Saturday, January 7, 2023

Ring-necks and Otter At Preserve

Middlesex Land Trust has preserved about 50 different pieces of land in my area. One of them is the Highland Pond preserve in Middletown which has turned out to be a nice little honeyhole of a pond. It is a small pond that is surrounded by a small residential neighborhood but has yielded a lot of nice finds for me over the years. it is good for a nice variety of ducks in particular.

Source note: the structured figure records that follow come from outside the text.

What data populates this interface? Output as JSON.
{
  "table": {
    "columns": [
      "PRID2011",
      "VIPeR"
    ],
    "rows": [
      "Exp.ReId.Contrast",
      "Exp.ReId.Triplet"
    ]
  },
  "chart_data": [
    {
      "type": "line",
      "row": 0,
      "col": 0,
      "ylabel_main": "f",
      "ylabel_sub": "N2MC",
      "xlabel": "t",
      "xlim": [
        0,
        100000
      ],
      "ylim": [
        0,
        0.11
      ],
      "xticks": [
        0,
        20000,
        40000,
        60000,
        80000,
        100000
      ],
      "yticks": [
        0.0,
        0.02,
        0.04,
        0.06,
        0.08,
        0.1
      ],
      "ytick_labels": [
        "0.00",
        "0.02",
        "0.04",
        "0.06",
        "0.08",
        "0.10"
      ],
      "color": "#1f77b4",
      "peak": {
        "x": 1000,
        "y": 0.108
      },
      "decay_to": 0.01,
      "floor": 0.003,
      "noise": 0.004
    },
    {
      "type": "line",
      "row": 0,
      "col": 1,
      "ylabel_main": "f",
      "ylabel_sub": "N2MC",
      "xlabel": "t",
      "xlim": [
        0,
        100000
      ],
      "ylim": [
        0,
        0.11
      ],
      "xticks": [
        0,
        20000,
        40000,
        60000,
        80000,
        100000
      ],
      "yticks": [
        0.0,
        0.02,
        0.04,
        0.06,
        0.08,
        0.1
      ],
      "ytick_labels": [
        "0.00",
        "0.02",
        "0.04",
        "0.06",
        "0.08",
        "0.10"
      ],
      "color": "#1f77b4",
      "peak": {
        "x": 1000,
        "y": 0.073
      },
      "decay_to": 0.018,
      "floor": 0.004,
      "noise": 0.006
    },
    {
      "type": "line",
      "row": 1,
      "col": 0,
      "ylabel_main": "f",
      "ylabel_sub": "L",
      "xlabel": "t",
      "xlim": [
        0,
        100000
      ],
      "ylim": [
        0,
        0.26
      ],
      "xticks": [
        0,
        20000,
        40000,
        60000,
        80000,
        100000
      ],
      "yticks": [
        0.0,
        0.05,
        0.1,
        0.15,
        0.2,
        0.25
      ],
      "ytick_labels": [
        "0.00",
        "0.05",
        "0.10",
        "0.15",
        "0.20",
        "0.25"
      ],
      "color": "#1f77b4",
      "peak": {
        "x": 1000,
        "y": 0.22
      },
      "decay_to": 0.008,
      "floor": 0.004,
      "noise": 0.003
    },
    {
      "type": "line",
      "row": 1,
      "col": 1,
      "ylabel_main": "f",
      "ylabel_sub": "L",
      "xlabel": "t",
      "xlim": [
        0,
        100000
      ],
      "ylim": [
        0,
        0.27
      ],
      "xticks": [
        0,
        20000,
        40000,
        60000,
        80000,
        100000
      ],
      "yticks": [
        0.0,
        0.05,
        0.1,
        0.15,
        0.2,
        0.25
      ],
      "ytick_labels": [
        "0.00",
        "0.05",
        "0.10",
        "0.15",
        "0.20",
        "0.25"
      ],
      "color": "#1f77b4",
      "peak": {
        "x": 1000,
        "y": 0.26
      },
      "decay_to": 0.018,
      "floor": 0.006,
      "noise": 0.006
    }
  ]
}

The last time I visited there it was a gloomy, raw day but it was still worth a visit. I saw Green-winged Teal and a few Ring-necked Ducks. There is a ring on the necks of these ducks but it is subtle and you don't always see the ring. If you look closely at the neck you can see how it has a slight change of color near the base of the neck. Something else caught my attention. At first, I couldn't make heads or tails of what I was seeing. I saw the head and thought that doesn't look like a beaver?Then I saw the tail and knew that definitely isn't a beaver tail! There were actually 2 river otters in the pond! They were rolling around flipping up their tails and having a grand old time. One even caught a fish but with the poor lighting I had a tough time getting clear pictures with my point and shoot. River Otters aren't that rare in Connecticut but you don't get to see them often. They travel up and down streams and rivers moving from one pond to another. They are tough, agile predators that eat all sorts of things including ducks,  beavers and raccoons!